Le 7 octobre dernier, le Bureau of Industry and Security (BIS) a placé YMTC sur une liste. Non pas la classique « liste noire » des « entités ennemies » où le gouvernement US avait jadis placé Huawei et ZTE. Mais une liste d’entreprises dont trop d’éléments sont hors du pouvoir de contrôle des USA – impossibilité de vérifier la structure financière, etc. Une liste « purgatoire » qui peut mener, au bout d’un certain temps, si l’entreprise n’arrive pas ou ne veut pas présenter de documents, à être placé effectivement sur la liste noire. Une liste des entreprises « dont les activités sont récusées par le Département d’État et dont les activités sont contraires à la sécurité nationale et/où aux intérêts de politique étrangère des USA », comme l’est pour l’heure Huawei.
La guerre technologique et économique
Si on devait coller au BIS, une identité à cette entité qui dépend du Département du commerce des États-Unis, ce serait celui de bouclier économique et technologique.
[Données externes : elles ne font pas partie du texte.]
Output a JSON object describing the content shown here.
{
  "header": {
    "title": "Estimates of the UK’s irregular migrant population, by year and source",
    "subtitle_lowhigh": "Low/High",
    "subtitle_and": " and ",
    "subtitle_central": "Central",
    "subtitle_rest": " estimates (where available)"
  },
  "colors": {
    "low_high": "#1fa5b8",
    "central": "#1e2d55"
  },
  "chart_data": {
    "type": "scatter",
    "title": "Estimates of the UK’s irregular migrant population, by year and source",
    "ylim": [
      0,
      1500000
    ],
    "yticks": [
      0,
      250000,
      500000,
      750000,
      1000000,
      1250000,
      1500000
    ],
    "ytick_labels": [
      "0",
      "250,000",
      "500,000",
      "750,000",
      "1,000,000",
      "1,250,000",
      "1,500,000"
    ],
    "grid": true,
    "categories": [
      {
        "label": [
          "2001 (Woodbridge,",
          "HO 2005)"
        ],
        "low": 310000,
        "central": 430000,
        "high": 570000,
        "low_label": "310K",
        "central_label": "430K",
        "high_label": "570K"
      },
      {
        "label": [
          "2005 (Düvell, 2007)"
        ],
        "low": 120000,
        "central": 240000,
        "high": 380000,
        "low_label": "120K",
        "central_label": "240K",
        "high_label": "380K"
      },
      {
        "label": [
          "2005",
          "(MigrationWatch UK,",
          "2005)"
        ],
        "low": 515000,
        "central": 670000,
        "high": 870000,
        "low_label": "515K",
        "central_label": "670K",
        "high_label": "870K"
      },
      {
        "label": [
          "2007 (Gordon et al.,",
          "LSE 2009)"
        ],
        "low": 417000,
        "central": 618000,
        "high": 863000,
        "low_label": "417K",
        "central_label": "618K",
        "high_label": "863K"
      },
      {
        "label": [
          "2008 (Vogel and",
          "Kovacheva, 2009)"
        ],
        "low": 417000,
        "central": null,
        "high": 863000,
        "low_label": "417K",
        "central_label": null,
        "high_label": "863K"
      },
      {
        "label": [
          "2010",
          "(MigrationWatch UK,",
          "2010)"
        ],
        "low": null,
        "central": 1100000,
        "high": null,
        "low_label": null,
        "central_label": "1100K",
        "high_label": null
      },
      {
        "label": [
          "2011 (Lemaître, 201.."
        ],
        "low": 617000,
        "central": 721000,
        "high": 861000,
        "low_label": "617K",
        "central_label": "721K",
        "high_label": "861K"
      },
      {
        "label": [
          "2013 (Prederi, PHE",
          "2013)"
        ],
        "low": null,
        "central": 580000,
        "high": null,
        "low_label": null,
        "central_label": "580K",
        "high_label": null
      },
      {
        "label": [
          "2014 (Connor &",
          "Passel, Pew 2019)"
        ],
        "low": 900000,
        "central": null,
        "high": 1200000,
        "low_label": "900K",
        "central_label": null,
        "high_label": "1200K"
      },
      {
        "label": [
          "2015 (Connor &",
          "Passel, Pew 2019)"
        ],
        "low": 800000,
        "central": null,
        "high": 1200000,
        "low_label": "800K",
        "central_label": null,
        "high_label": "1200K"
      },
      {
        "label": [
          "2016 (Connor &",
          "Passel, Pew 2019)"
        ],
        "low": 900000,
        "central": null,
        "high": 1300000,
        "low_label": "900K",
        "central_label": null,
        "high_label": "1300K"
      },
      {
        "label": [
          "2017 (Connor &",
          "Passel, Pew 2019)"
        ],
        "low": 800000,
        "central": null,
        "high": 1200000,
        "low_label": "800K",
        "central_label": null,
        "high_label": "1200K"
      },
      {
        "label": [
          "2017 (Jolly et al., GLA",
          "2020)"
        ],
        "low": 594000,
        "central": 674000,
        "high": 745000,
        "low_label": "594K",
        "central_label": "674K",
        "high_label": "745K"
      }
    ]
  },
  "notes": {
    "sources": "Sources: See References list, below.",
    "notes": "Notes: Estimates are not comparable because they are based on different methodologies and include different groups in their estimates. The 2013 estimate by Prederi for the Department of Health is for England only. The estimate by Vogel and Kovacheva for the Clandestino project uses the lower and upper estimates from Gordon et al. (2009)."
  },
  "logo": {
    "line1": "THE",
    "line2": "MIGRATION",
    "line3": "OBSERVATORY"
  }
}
Un outil de « combat » (oui, un bouclier est avant tout une arme !), puisque sa mission est de veiller à la « sécurité nationale, la politique étrangère et les intérêts économiques des États-Unis ». Couplant des visions de sécurité nationale et d’expertise dans les technologies de pointe, le BIS est un peu ce qui manque aux européens : un organe capable de détecter rapidement les pépites (entreprises de pointes) et les leviers technologiques majeurs pour contrer les achats, acquisition et autres contrôles étrangers de technos stratégiques. Pour les USA, les semi-conducteurs – et dans le lot la mémoire de stockage – sont stratégiques. Et s’ils ne sont pas produits sur le sol américain, ils ne peuvent provenir que de pays amis, comme la Corée du Sud, Taïwan ou l’Europe.
Selon Nikkei Asia et Tom’s Hardware, Apple aurait donc mis en pause ses investissements et commandes de puce de chez YMTC. Selon les chiffres de ces deux sources, YMTC aurait pu peser de 5-10% voire jusqu’à 40% des volumes de mémoire achetés par Apple. Selon qu’il s’agit de produire uniquement pour la Chine, ou pour des produits diffusés à l’échelle mondiale. Apple étant Apple, la marque ne fera aucun commentaire à la presse et seuls les journalistes analystes conviés aux appels trimestriels d’information aux investisseurs pourraient peut-être obtenir une réponse vague. Mais vu la criticité du marché des semi-conducteurs, que le volume cible fut de 10% ou de 40%, le résultat final est le même : la perte de cette source empêche Apple de jouer la guerre des prix entre ses fournisseurs. Et lui offre moins de levier pour faire baisser le tarif de ses produits d’entrée de gamme.
Lire aussi : Les USA mettent un frein aux ambitions de la Chine sur les puces mémoire (2018)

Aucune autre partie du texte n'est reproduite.